How does the writer describe the village of Gufgaduud?
- It is a small village.
- He compares it to a Ghost Village using a simile "like a ghost village" To suggest it was abundant.
- No Foreign aid is available' A place where the aid agencies had yet to reach.
- women were searching for wild edible roots. shows how backward the situation was.
- There ws sweetness and death in the village and death was accepted as inevitable. eg: "onle one daughter had died"
The account is mainly in the first person because he's describing a personal experiance. This gives authencity to the writing. eg: "I saw a thousand hungry, lean, scared and betrayed faces as I criss-crossed Somalia...."
use of powerful simile "like a ghost village" to compare Gufgaduud to an abondoned village. The effect of this is to hint the reader the suffering, abondonment and loneliness. The writer also foreshadows the outcome of the story and creats anxiety of the village.
The writer tries to use dashes in his description,"forty-five minutes-...."and many more. This is done to stress and emphasize the hopeless condition of the hamlet. Line 49 is used to stress that it was not a joyful smile, it was a shy uttered by him.

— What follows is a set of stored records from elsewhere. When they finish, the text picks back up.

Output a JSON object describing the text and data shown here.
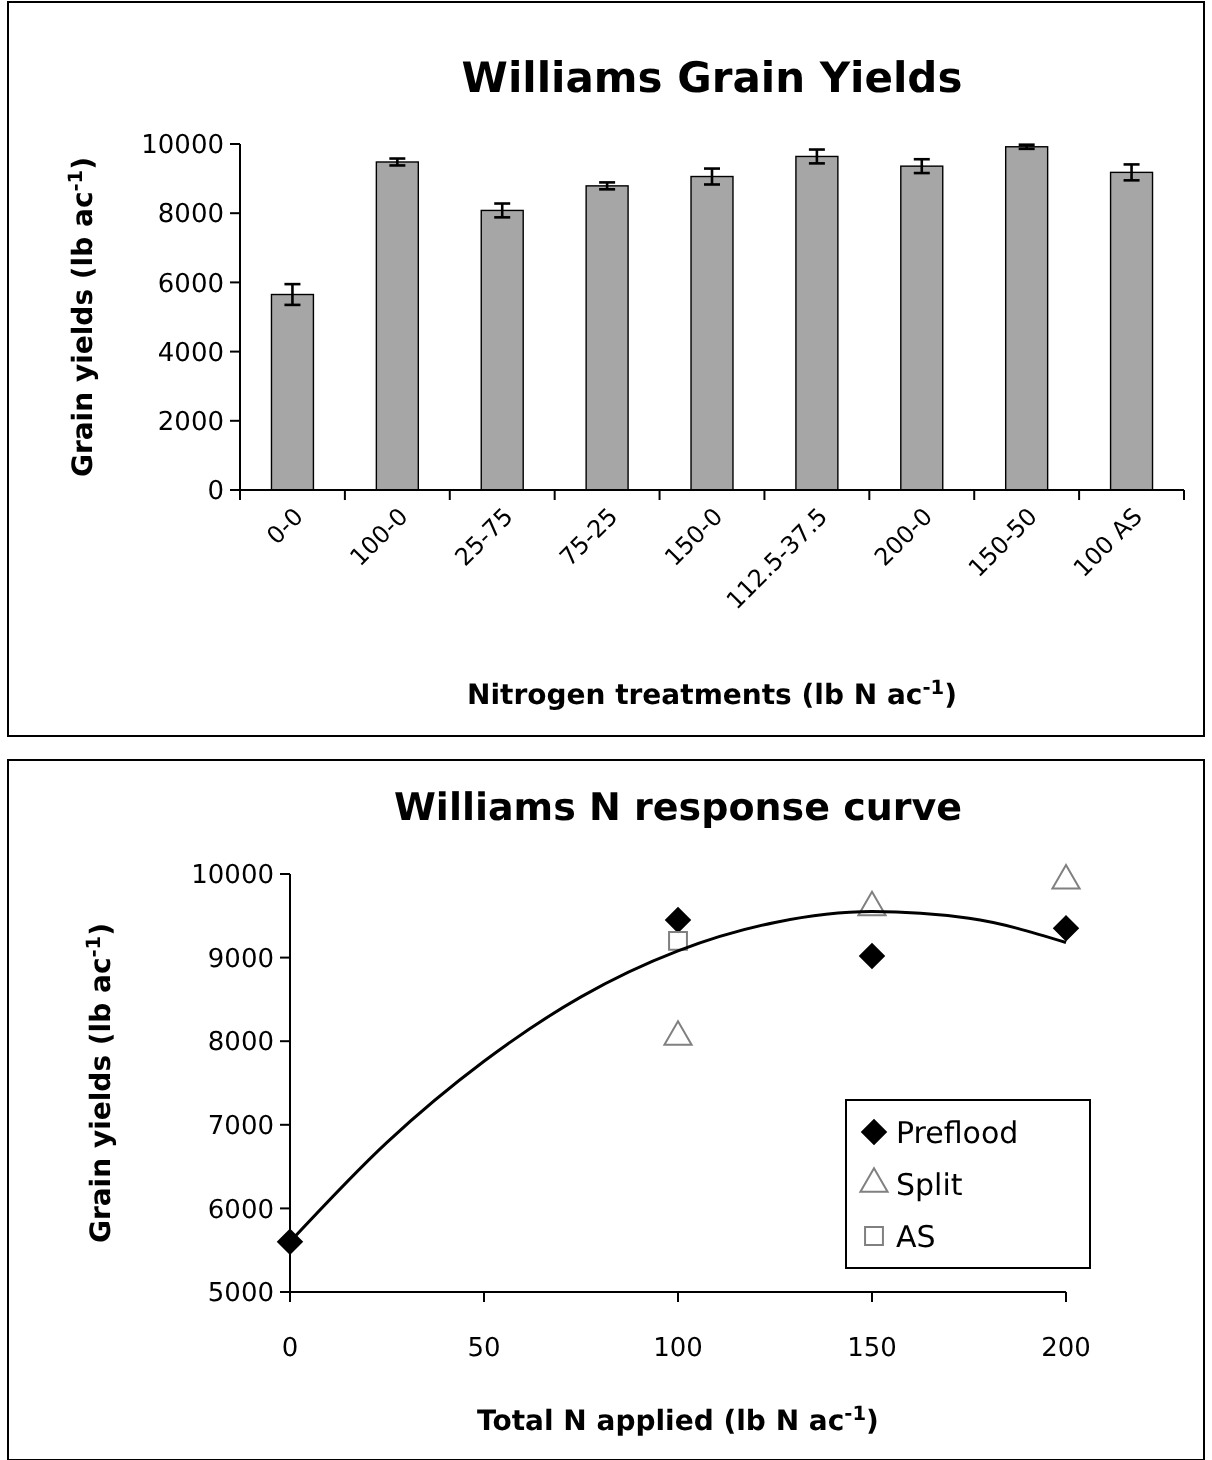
{
  "chart_data": [
    {
      "type": "bar",
      "title": "Williams Grain Yields",
      "xlabel": "Nitrogen treatments (lb N ac$^{-1}$)",
      "ylabel": "Grain yields (lb ac$^{-1}$)",
      "categories": [
        "0-0",
        "100-0",
        "25-75",
        "75-25",
        "150-0",
        "112.5-37.5",
        "200-0",
        "150-50",
        "100 AS"
      ],
      "values": [
        5650,
        9480,
        8080,
        8790,
        9060,
        9640,
        9360,
        9920,
        9180
      ],
      "errors": [
        300,
        100,
        200,
        100,
        230,
        200,
        200,
        60,
        230
      ],
      "color": "#a6a6a6",
      "ylim": [
        0,
        10000
      ],
      "yticks": [
        0,
        2000,
        4000,
        6000,
        8000,
        10000
      ],
      "grid": false
    },
    {
      "type": "scatter",
      "title": "Williams N response curve",
      "xlabel": "Total N applied (lb N ac$^{-1}$)",
      "ylabel": "Grain yields (lb ac$^{-1}$)",
      "series": [
        {
          "name": "Preflood",
          "color": "#000000",
          "marker": "diamond",
          "x": [
            0,
            100,
            150,
            200
          ],
          "values": [
            5600,
            9450,
            9020,
            9350
          ]
        },
        {
          "name": "Split",
          "color": "#808080",
          "marker": "triangle",
          "x": [
            100,
            150,
            200
          ],
          "values": [
            8050,
            9600,
            9920
          ]
        },
        {
          "name": "AS",
          "color": "#808080",
          "marker": "square",
          "x": [
            100
          ],
          "values": [
            9200
          ]
        },
        {
          "type": "line",
          "color": "#000000",
          "x": [
            0,
            25,
            50,
            75,
            100,
            125,
            150,
            175,
            200
          ],
          "values": [
            5600,
            6790,
            7760,
            8530,
            9080,
            9420,
            9550,
            9470,
            9180
          ]
        }
      ],
      "xlim": [
        0,
        200
      ],
      "xticks": [
        0,
        50,
        100,
        150,
        200
      ],
      "ylim": [
        5000,
        10000
      ],
      "yticks": [
        5000,
        6000,
        7000,
        8000,
        9000,
        10000
      ],
      "grid": false,
      "legend": "right"
    }
  ]
}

The writer has used alot of emmotive words in his description. whih answers "WH" questions. This brings out loneliness, suffering, neglet and degnadation. eg of emotive words: "hungry, lean, a ghost village, quiet, suffering, lonely death, shattered leg" etc
use of rhetorical questions bring out the suffering difficulties and eprevation. eg: "how could it be?","what was it about that smile?"
sensory appeal is used very powerfully specifically appeal to senses of sight, smell, taste. eg: "craving for a drug", "smell of decaying flesh","yellow eyes"
use of metaphor. eg: "the shattered leg..." This implies the wounds and suffering.
Use of sharp effective sentenses to grab readers attention. eg: "then there was a face i would never forget."
use of dampened tone brings out pity and symppathy and creates an atmosphere of gloom and pain.